ヘルペス性角膜炎: 単純ヘルペスウイルスが目や目の周辺に付着すると水ぶくれを伴う皮膚炎が発症します。症状は「上皮型」と「実質型」に分けられています。上皮型では異物感や目の痛みがあります。実質型では角膜に円板状の濁りができ、ウイルスが奥まで侵入すると炎症がさらに広まり視力が低下することがあり、視力の障害が残ることもあります。実質型は完治する確率が低く、口唇ヘルペスを発症した際に再発する傾向が高い特徴があります。単純ヘルペスが目の周りに感染すると、「ヘルペス性眼瞼(がんけん、まぶたのことです)炎」になることもあります。

単純ヘルペス脳炎: 単純ヘルペスウイルスの初感染あるいは再発型で発症する急性脳炎です。年長児から成人のヘルペス脳炎のほとんどは単純ヘルペスウイルス1型によるものであり、国立感染症研究所の調査(1994年から2000年)では、小児の急性脳炎および脳症のうち、単純ヘルペスウイルス1型が原因であるものは7%を占めています。口唇ヘルペスの症状と同時に、発熱、意識障害、痙攣発作、幻覚、記憶障害が現れた場合はヘルペス脳炎を疑い、すぐに小児科、神経内科を受診してください。
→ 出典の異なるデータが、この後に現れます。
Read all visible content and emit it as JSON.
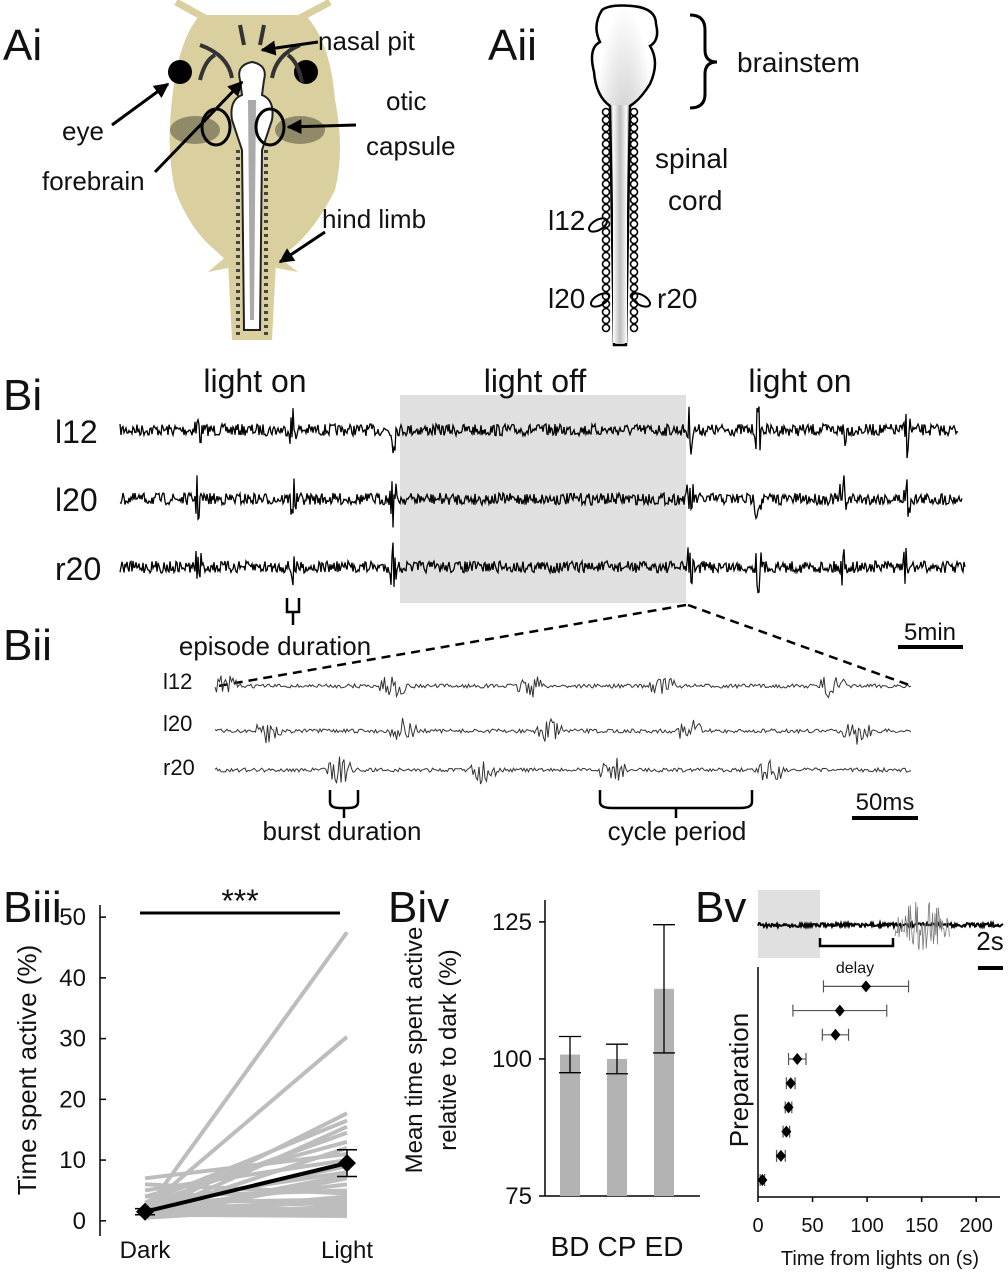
{
  "panel_labels": [
    "Ai",
    "Aii",
    "Bi",
    "Bii",
    "Biii",
    "Biv",
    "Bv"
  ],
  "diagram_ai": {
    "nasal_pit": "nasal pit",
    "eye": "eye",
    "otic_capsule": [
      "otic",
      "capsule"
    ],
    "forebrain": "forebrain",
    "hind_limb": "hind limb"
  },
  "diagram_aii": {
    "brainstem": "brainstem",
    "spinal_cord": [
      "spinal",
      "cord"
    ],
    "roots": [
      "l12",
      "l20",
      "r20"
    ]
  },
  "recording_bi": {
    "conditions": [
      "light on",
      "light off",
      "light on"
    ],
    "channels": [
      "l12",
      "l20",
      "r20"
    ],
    "annotation": "episode duration",
    "scale_bar": "5min"
  },
  "recording_bii": {
    "channels": [
      "l12",
      "l20",
      "r20"
    ],
    "annotations": [
      "burst duration",
      "cycle period"
    ],
    "scale_bar": "50ms"
  },
  "chart_data": [
    {
      "type": "line",
      "annotation": "***",
      "ylabel": "Time spent active (%)",
      "categories": [
        "Dark",
        "Light"
      ],
      "ylim": [
        -2.5,
        52
      ],
      "yticks": [
        0,
        10,
        20,
        30,
        40,
        50
      ],
      "preparations_color": "#bdbdbd",
      "preparations": [
        {
          "values": [
            1.5,
            47.5
          ]
        },
        {
          "values": [
            2,
            30.3
          ]
        },
        {
          "values": [
            1,
            17.7
          ]
        },
        {
          "values": [
            3,
            16.5
          ]
        },
        {
          "values": [
            0.5,
            15.5
          ]
        },
        {
          "values": [
            2.5,
            14.5
          ]
        },
        {
          "values": [
            4,
            13
          ]
        },
        {
          "values": [
            1,
            12
          ]
        },
        {
          "values": [
            7,
            11
          ]
        },
        {
          "values": [
            5,
            10
          ]
        },
        {
          "values": [
            2,
            9
          ]
        },
        {
          "values": [
            3,
            8
          ]
        },
        {
          "values": [
            1,
            7.5
          ]
        },
        {
          "values": [
            0.5,
            7
          ]
        },
        {
          "values": [
            2,
            6
          ]
        },
        {
          "values": [
            4,
            5
          ]
        },
        {
          "values": [
            6,
            4.5
          ]
        },
        {
          "values": [
            1,
            4
          ]
        },
        {
          "values": [
            3,
            3.5
          ]
        },
        {
          "values": [
            2,
            3
          ]
        },
        {
          "values": [
            0.5,
            2.5
          ]
        },
        {
          "values": [
            1.5,
            2
          ]
        },
        {
          "values": [
            3,
            1.5
          ]
        },
        {
          "values": [
            2,
            1
          ]
        },
        {
          "values": [
            1,
            0.8
          ]
        }
      ],
      "mean": {
        "color": "#000000",
        "values": [
          1.5,
          9.5
        ],
        "errors": [
          0.5,
          2.2
        ]
      }
    },
    {
      "type": "bar",
      "ylabel": [
        "Mean time spent active",
        "relative to dark (%)"
      ],
      "categories": [
        "BD",
        "CP",
        "ED"
      ],
      "values": [
        100.8,
        100,
        112.8
      ],
      "errors": [
        3.3,
        2.7,
        11.7
      ],
      "color": "#b3b3b3",
      "ylim": [
        75,
        129
      ],
      "yticks": [
        75,
        100,
        125
      ]
    },
    {
      "type": "scatter",
      "xlabel": "Time from lights on (s)",
      "ylabel": "Preparation",
      "x": [
        4,
        21,
        26,
        28,
        30,
        36,
        71,
        75,
        99
      ],
      "xerr": [
        2,
        4,
        3,
        3,
        4,
        8,
        12,
        43,
        39
      ],
      "y": [
        1,
        2,
        3,
        4,
        5,
        6,
        7,
        8,
        9
      ],
      "color": "#000000",
      "xlim": [
        0,
        220
      ],
      "xticks": [
        0,
        50,
        100,
        150,
        200
      ],
      "ylim": [
        0.3,
        9.8
      ],
      "inset": {
        "annotation": "delay",
        "scale_bar": "2s"
      }
    }
  ]
}
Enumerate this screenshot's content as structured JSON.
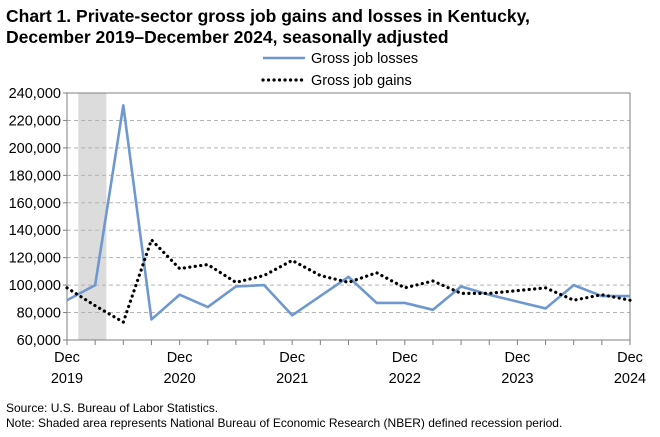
{
  "title": {
    "line1": "Chart 1. Private-sector gross job gains and losses in Kentucky,",
    "line2": "December 2019–December 2024, seasonally adjusted"
  },
  "notes": {
    "source": "Source: U.S. Bureau of Labor Statistics.",
    "note": "Note: Shaded area represents National Bureau of Economic Research (NBER) defined  recession period."
  },
  "chart_data": {
    "type": "line",
    "title": "Private-sector gross job gains and losses in Kentucky, December 2019–December 2024, seasonally adjusted",
    "xlabel": "",
    "ylabel": "",
    "ylim": [
      60000,
      240000
    ],
    "y_ticks": [
      60000,
      80000,
      100000,
      120000,
      140000,
      160000,
      180000,
      200000,
      220000,
      240000
    ],
    "y_tick_labels": [
      "60,000",
      "80,000",
      "100,000",
      "120,000",
      "140,000",
      "160,000",
      "180,000",
      "200,000",
      "220,000",
      "240,000"
    ],
    "x_ticks": [
      {
        "index": 0,
        "label1": "Dec",
        "label2": "2019"
      },
      {
        "index": 4,
        "label1": "Dec",
        "label2": "2020"
      },
      {
        "index": 8,
        "label1": "Dec",
        "label2": "2021"
      },
      {
        "index": 12,
        "label1": "Dec",
        "label2": "2022"
      },
      {
        "index": 16,
        "label1": "Dec",
        "label2": "2023"
      },
      {
        "index": 20,
        "label1": "Dec",
        "label2": "2024"
      }
    ],
    "categories": [
      "Dec 2019",
      "Mar 2020",
      "Jun 2020",
      "Sep 2020",
      "Dec 2020",
      "Mar 2021",
      "Jun 2021",
      "Sep 2021",
      "Dec 2021",
      "Mar 2022",
      "Jun 2022",
      "Sep 2022",
      "Dec 2022",
      "Mar 2023",
      "Jun 2023",
      "Sep 2023",
      "Dec 2023",
      "Mar 2024",
      "Jun 2024",
      "Sep 2024",
      "Dec 2024"
    ],
    "grid": true,
    "legend_position": "top",
    "recession": {
      "start_index": 0.4,
      "end_index": 1.4
    },
    "series": [
      {
        "name": "Gross job losses",
        "style": "solid",
        "color": "#6f98d0",
        "values": [
          89000,
          100000,
          231000,
          75000,
          93000,
          84000,
          99000,
          100000,
          78000,
          92000,
          106000,
          87000,
          87000,
          82000,
          99000,
          93000,
          88000,
          83000,
          100000,
          92000,
          92000
        ]
      },
      {
        "name": "Gross job gains",
        "style": "dotted",
        "color": "#000000",
        "values": [
          98000,
          85000,
          73000,
          133000,
          112000,
          115000,
          102000,
          107000,
          118000,
          107000,
          102000,
          109000,
          98000,
          103000,
          94000,
          94000,
          96000,
          98000,
          89000,
          93000,
          89000
        ]
      }
    ]
  }
}
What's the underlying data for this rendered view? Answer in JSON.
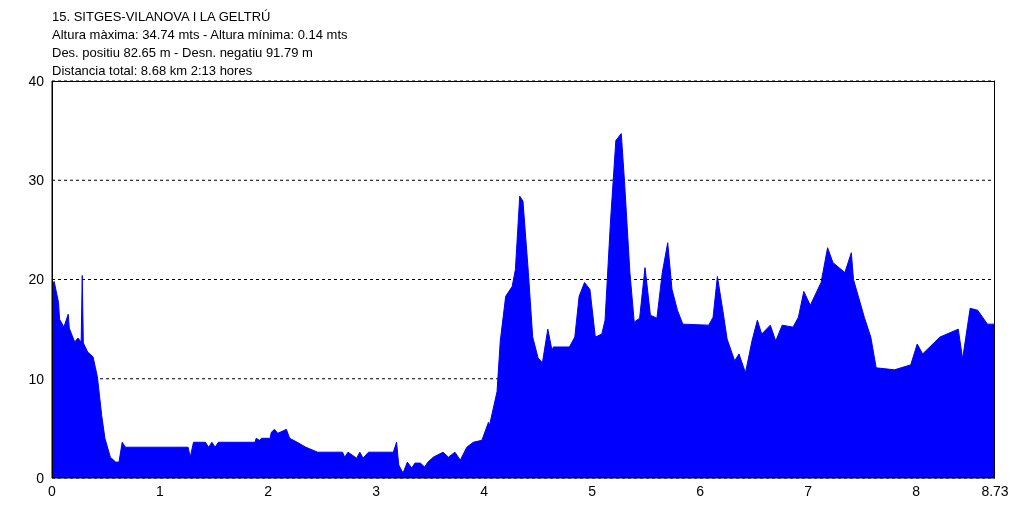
{
  "chart_data": {
    "type": "area",
    "title": "15. SITGES-VILANOVA I LA GELTRÚ",
    "annotations": [
      "Altura màxima: 34.74 mts - Altura mínima: 0.14 mts",
      "Des. positiu 82.65 m -  Desn. negatiu 91.79 m",
      "Distancia total: 8.68 km 2:13 hores"
    ],
    "x": [
      0,
      0.02,
      0.06,
      0.07,
      0.11,
      0.15,
      0.16,
      0.21,
      0.24,
      0.27,
      0.28,
      0.29,
      0.33,
      0.38,
      0.42,
      0.46,
      0.49,
      0.54,
      0.59,
      0.62,
      0.65,
      0.68,
      1.26,
      1.28,
      1.31,
      1.42,
      1.45,
      1.48,
      1.51,
      1.54,
      1.88,
      1.89,
      1.92,
      1.94,
      2.02,
      2.03,
      2.06,
      2.09,
      2.17,
      2.2,
      2.27,
      2.35,
      2.46,
      2.69,
      2.71,
      2.74,
      2.82,
      2.85,
      2.88,
      2.93,
      3.16,
      3.19,
      3.21,
      3.25,
      3.29,
      3.33,
      3.36,
      3.41,
      3.45,
      3.48,
      3.53,
      3.62,
      3.67,
      3.73,
      3.78,
      3.84,
      3.9,
      3.98,
      4.04,
      4.05,
      4.12,
      4.15,
      4.2,
      4.26,
      4.29,
      4.33,
      4.36,
      4.41,
      4.45,
      4.5,
      4.54,
      4.59,
      4.63,
      4.64,
      4.79,
      4.84,
      4.88,
      4.93,
      4.98,
      5.03,
      5.09,
      5.12,
      5.17,
      5.22,
      5.27,
      5.3,
      5.35,
      5.39,
      5.44,
      5.49,
      5.54,
      5.6,
      5.65,
      5.7,
      5.74,
      5.79,
      5.84,
      6.08,
      6.12,
      6.16,
      6.21,
      6.25,
      6.32,
      6.36,
      6.42,
      6.48,
      6.53,
      6.57,
      6.65,
      6.7,
      6.76,
      6.86,
      6.91,
      6.96,
      7.02,
      7.12,
      7.18,
      7.23,
      7.34,
      7.4,
      7.42,
      7.52,
      7.58,
      7.63,
      7.8,
      7.95,
      8.01,
      8.06,
      8.22,
      8.39,
      8.43,
      8.5,
      8.57,
      8.66,
      8.73
    ],
    "series": [
      {
        "color": "#0000ff",
        "values": [
          19.5,
          19.8,
          17.7,
          16,
          15.2,
          16.5,
          15.1,
          13.7,
          14.1,
          13.7,
          20.4,
          13.6,
          12.7,
          12.2,
          10.2,
          6.3,
          4,
          2.1,
          1.6,
          1.6,
          3.6,
          3.1,
          3.1,
          2.1,
          3.6,
          3.6,
          3.1,
          3.6,
          3.1,
          3.6,
          3.6,
          4,
          3.8,
          4,
          4,
          4.6,
          4.9,
          4.5,
          4.9,
          4,
          3.6,
          3.1,
          2.6,
          2.6,
          2.1,
          2.6,
          2,
          2.6,
          2,
          2.6,
          2.6,
          3.6,
          1.3,
          0.5,
          1.6,
          1,
          1.5,
          1.5,
          1.1,
          1.6,
          2.1,
          2.6,
          2.1,
          2.6,
          1.8,
          3.1,
          3.6,
          3.8,
          5.6,
          5.3,
          8.7,
          13.8,
          18.3,
          19.3,
          21,
          28.4,
          27.9,
          20.7,
          14.2,
          12.1,
          11.6,
          15,
          12.8,
          13.2,
          13.2,
          14.2,
          18.3,
          19.7,
          19,
          14.2,
          14.5,
          15.9,
          25.8,
          34,
          34.7,
          29.9,
          20.7,
          15.7,
          16.1,
          21.2,
          16.4,
          16.1,
          20.7,
          23.7,
          19,
          16.9,
          15.5,
          15.4,
          16.2,
          20.3,
          16.9,
          14,
          11.8,
          12.5,
          10.6,
          13.8,
          15.9,
          14.5,
          15.4,
          13.8,
          15.4,
          15.2,
          16.2,
          18.8,
          17.4,
          19.7,
          23.2,
          21.7,
          20.7,
          22.7,
          20,
          16.2,
          14.2,
          11.1,
          10.9,
          11.4,
          13.5,
          12.5,
          14.2,
          15,
          12,
          17.1,
          16.9,
          15.5,
          15.5
        ]
      }
    ],
    "xlim": [
      0,
      8.73
    ],
    "xticks": [
      0,
      1,
      2,
      3,
      4,
      5,
      6,
      7,
      8,
      8.73
    ],
    "ylim": [
      0,
      40
    ],
    "yticks": [
      0,
      10,
      20,
      30,
      40
    ],
    "grid": "y"
  }
}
カポジ水痘様発疹症: 単純ヘルペスの病変が広い範囲の皮膚に生じたものを指します。高い熱が出ることがあります。アトピー性皮膚炎の方が口唇ヘルペスを発症した場合に発症することが多く、重症化することもあります。

ヘルペス性ひょうそ: 指先に単純ヘルペスウイルスが感染する場合もあります。指先に痛みを伴う水ぶくれができます。医療関係者や重症アトピー性皮膚炎の方で発症する場合があります。

乳幼児に起きる歯肉口内炎とは?

乳幼児期に単純ヘルペスウイルス1型に感染した場合、口唇ヘルペスではなく、「ヘルペス性歯肉口内炎」という病気を発症する場合が多いです。症状は、急に高熱(39度前後)が出て、口の中に痛みを伴った水ぶくれができ、歯茎が腫れあがり、歯茎から出血することもあります。口の中が痛み食欲が低下するため、脱水症状を起こしやすくなり、脱水症状など重症化した乳幼児は点滴治療を行う必要があります。発熱してから治るまでの期間は、約1週間から10日間程度が目安です。乳幼児で初感染した場合、まぶたの水疱性皮膚炎と「急性ろほう性結膜炎(結膜の一部の炎症)」を伴うこともあります。